Why not just create 6 indexes, one for each X, Y, Z, B, C, D?
I want to add an index to another column T, but in some contexts I'll only be querying on T alone while in others I will also be specifying the B, C and D columns... so should I create just one index like above or should I create one for T and one for (T, B, C, D)?
I've not had as much luck as expected when googling for comprehensive coverage of indexing. Any resources where I can get a through explanation and lots of examples of B-tree indexing?
The rule with indexing is that an index can be used to filter on any list of columns that constitute a prefix of the columns used for that index.
In other words, we can use Index 1 when we filter on X and B, or X, B and C, or just X, or all four.
However, we cannot use the index to filter "in the middle". This is because indexes work not entirely unlike concatenating the values of those columns for each row, and sorting the result. If we know what the thing we're looking for begins with, we can figure out where in the index to look - just like when doing binary search.
That's why a single index is no good: if we need to filter on B, C, D, and one of X, Y and Z, we need three indexes; X, Y is no good as an index for just filtering on Y, because the prefix of the values we're looking for - the X - is not known.
As Daniel mentioned, a covering index is a possible explanation for repeating B, C, and D: even if D is never filtered on, it may be the case that we need exactly the columns which you see in your indexes, and we can then just read the columns from the index instead of just using the index to locate the row.
One reason for having B, C and D in those indexes might be to have a covering index for frequently used queries. You will have a covering index when the index itself contains all the required data fields for a particular query.
A covering index can dramatically speed up data retrieval, since only the index pages, not the data pages, will be used to retrieve the data.
Below is an example query where index 1 would be a covering index:
SELECT B, C, D FROM table WHERE X = '10'
You should create it in (T, B, C, D).
Let's say you have two fields with an index in a table: A and B. When you create a separate index on each one of the columns, and have a query such as:
SELECT * FROM table WHERE A = 10 AND B = 20
What happens is either:
1) The DB creates two intermediate result-sets, one with rows where A = 10, and another one with rows where B = 20. It then has to merge these two result-sets into one (and also check for duplicate rows).
2) The DB creates one result-set with rows where A = 10. It then has to go manually through all of the rows in this intermediate result-set and check in each one where B = 10.
However when you know that index B depends on index A, and your query uses A before B, you can create one index for both of the columns: (A, B)
What this means that now the DB will first find all rows where A = 10, but because B is part of the same index, it can use the same index information to filter the result-set into rows where B is also 20. It doesn't have to make two intermediate result-sets + merge them, or only use one of the indexes and do manual scan for the other.
There might be other ways that the DB deals with these situations as well, it largely depends on an implementation.
The indexes in the form (X, B, C, D) can be used to optimize queries like:
... WHERE X rel sthg (possibly ORDER BY B, C, D)
... WHERE X = sthg AND B rel sthg (possibly ORDER BY C, D)
... WHERE X = sthf AND B = sthg AND C rel sthg (possibly ORDER BY D)
etc. where rel are arbitrary relation operators (<, >, =, <=, >=) and sthg are values or expressions.
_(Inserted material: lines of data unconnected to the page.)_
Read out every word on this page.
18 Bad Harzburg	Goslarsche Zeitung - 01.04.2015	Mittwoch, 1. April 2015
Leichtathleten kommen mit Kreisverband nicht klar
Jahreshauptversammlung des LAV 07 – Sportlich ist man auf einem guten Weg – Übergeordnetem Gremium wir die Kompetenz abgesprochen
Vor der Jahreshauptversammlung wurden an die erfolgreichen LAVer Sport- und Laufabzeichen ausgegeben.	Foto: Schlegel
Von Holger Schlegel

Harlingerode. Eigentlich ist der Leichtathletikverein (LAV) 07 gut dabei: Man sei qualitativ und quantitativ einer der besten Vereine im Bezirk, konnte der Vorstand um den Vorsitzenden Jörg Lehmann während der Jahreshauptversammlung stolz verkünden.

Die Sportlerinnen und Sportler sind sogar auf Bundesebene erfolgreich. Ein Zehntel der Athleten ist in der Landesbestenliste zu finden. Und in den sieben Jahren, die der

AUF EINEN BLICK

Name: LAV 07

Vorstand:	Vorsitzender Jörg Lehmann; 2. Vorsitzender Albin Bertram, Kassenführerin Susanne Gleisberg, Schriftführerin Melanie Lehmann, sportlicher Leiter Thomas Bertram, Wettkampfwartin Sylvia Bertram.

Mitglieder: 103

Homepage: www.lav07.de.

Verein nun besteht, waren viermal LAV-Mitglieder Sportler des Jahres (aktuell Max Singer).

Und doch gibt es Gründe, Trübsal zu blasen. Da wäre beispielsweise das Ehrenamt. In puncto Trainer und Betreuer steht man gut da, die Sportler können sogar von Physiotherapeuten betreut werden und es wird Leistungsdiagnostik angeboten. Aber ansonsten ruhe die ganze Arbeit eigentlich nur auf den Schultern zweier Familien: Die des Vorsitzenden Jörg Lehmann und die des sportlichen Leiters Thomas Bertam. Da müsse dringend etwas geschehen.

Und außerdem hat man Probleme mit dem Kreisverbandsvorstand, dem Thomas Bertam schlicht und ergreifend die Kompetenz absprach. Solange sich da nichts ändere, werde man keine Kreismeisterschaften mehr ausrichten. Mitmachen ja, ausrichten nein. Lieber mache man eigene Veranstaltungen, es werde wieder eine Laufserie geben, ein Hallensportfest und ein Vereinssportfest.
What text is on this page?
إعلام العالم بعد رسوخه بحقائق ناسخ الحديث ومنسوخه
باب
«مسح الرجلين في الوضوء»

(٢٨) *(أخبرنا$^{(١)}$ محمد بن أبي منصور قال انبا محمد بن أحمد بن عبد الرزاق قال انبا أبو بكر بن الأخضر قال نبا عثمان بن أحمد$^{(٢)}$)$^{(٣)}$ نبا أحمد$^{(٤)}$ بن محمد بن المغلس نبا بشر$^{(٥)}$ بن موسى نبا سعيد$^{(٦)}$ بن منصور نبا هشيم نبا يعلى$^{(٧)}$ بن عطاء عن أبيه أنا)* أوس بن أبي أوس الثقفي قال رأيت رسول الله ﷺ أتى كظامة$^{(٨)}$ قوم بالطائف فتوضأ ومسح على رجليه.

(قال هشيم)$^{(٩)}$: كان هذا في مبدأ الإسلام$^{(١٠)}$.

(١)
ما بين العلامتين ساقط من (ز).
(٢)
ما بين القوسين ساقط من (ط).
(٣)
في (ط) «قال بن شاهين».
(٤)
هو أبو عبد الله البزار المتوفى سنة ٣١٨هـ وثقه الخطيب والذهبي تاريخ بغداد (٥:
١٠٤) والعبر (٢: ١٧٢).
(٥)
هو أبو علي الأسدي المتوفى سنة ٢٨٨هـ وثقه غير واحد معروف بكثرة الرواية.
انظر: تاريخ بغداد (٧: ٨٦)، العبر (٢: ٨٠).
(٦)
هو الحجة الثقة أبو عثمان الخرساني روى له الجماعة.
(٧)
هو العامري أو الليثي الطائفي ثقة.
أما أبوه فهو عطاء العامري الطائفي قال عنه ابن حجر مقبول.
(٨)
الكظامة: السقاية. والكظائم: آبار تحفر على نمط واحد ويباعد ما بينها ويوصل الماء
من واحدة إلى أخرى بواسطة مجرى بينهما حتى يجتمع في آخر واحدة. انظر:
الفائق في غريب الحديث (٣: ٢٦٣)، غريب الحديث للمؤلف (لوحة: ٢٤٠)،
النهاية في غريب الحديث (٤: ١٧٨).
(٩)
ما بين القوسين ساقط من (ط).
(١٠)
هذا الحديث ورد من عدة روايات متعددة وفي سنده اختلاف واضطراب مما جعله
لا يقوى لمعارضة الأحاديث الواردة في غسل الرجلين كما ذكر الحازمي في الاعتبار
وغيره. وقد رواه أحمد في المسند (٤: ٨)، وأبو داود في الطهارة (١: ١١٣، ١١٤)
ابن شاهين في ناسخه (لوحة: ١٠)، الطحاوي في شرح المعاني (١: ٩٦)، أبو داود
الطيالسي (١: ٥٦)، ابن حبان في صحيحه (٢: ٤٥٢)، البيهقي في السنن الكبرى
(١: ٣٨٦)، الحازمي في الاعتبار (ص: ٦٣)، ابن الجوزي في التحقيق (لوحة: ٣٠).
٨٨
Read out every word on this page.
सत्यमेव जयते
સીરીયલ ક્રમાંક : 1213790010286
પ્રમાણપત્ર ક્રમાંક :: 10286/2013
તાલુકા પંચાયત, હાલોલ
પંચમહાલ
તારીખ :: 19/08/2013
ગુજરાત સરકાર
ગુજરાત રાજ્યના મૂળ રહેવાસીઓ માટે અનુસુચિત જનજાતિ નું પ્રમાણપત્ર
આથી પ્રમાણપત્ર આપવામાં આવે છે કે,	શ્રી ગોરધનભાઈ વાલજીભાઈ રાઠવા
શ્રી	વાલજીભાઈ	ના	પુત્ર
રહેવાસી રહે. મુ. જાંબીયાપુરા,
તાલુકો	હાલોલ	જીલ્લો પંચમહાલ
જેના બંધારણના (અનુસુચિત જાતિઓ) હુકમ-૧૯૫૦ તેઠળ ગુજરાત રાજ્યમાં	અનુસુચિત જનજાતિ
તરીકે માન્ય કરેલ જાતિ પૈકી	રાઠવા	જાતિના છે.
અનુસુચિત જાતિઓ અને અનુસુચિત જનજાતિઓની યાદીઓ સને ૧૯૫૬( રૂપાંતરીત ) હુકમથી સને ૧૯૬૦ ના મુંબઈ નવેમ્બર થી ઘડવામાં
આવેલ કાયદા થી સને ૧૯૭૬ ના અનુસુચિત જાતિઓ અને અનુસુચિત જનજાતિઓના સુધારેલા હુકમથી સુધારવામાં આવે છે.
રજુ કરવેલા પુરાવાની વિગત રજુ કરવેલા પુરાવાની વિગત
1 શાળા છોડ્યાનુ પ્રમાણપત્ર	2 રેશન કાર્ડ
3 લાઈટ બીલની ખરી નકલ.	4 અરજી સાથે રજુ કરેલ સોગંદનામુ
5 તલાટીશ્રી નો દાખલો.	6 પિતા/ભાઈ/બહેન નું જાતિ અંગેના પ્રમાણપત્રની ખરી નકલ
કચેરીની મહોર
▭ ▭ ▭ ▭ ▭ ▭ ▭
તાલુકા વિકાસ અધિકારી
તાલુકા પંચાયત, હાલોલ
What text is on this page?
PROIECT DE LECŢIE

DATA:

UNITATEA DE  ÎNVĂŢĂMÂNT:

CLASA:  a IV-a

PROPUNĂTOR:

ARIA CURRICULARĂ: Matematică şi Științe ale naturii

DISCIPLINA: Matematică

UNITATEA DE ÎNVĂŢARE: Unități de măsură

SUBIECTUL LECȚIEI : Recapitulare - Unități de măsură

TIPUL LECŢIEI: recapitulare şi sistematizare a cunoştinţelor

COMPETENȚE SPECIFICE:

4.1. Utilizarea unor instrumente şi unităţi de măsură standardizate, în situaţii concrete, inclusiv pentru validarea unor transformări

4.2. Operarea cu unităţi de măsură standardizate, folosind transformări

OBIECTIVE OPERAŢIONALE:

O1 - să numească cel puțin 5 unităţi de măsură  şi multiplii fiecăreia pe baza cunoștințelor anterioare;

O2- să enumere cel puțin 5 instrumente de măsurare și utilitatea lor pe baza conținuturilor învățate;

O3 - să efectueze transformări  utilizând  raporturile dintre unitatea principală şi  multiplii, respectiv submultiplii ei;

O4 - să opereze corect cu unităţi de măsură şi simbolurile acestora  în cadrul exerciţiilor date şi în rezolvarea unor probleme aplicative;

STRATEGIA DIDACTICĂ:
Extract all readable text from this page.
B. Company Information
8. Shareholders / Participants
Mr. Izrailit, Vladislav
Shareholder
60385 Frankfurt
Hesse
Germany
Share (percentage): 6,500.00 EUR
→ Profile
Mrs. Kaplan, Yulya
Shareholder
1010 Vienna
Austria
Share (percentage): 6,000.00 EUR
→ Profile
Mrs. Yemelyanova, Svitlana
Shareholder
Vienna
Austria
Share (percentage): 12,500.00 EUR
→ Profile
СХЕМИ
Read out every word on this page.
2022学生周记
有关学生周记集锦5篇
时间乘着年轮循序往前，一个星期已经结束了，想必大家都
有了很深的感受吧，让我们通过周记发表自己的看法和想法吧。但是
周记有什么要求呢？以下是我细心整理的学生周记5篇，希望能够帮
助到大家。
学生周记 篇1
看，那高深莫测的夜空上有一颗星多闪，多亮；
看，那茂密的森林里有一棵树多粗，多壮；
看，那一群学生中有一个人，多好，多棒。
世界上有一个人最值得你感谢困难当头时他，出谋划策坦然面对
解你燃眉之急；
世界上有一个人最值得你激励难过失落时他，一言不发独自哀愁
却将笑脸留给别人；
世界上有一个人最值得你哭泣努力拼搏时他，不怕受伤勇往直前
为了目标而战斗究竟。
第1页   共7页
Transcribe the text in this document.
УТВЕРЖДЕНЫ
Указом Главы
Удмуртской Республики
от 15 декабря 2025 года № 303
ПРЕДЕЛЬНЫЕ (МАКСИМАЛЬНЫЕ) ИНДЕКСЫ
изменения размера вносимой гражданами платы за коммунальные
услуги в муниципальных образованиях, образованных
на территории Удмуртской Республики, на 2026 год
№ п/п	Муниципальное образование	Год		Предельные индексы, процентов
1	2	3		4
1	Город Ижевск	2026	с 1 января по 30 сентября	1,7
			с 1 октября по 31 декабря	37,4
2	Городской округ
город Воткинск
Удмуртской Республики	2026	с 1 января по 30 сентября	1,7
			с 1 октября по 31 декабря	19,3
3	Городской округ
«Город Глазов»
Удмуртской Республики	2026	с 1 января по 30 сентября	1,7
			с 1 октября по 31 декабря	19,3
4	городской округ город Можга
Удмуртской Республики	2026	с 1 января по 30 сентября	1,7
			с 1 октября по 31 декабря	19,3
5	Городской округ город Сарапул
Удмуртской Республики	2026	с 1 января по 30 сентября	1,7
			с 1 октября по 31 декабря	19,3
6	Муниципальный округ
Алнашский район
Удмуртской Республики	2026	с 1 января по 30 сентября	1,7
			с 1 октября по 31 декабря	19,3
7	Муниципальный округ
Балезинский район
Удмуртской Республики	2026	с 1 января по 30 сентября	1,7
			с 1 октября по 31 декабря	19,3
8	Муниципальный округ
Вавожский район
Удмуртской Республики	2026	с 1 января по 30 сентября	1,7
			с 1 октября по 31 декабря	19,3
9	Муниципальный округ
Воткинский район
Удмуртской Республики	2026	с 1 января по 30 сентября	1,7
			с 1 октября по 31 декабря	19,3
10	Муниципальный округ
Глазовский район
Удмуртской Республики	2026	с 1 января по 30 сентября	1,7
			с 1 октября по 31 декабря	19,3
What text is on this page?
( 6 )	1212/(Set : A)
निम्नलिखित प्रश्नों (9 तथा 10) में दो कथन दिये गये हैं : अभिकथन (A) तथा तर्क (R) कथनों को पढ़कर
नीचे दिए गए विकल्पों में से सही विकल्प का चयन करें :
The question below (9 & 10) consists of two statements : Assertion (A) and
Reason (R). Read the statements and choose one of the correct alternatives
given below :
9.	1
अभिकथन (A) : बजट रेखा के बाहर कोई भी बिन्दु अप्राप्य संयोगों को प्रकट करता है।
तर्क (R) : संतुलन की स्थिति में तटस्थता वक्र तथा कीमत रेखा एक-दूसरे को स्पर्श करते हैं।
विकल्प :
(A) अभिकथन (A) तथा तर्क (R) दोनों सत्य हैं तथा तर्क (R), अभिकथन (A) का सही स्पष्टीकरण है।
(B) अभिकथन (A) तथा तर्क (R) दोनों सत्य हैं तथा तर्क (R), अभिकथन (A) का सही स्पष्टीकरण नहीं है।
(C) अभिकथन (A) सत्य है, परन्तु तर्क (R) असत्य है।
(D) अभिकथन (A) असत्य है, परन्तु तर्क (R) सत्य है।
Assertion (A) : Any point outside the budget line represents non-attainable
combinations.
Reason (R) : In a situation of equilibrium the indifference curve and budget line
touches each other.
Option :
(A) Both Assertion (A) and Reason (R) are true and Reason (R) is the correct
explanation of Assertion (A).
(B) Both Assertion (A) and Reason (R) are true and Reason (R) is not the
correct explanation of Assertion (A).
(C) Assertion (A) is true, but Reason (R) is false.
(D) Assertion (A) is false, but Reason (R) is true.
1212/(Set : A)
Especially the second two, and the sorting variants wouldn't be optimized by the "single column indexes variant".
OTOH, it cannot optimize a query
... WHERE B = sthg
because it starts in the middle of the index; here, the single column index would work.
For a resource where you can get a through explanation and lots of examples regarding indexes on Oracle (and any other Oracle-related issue), you should visit and bookmark askTom.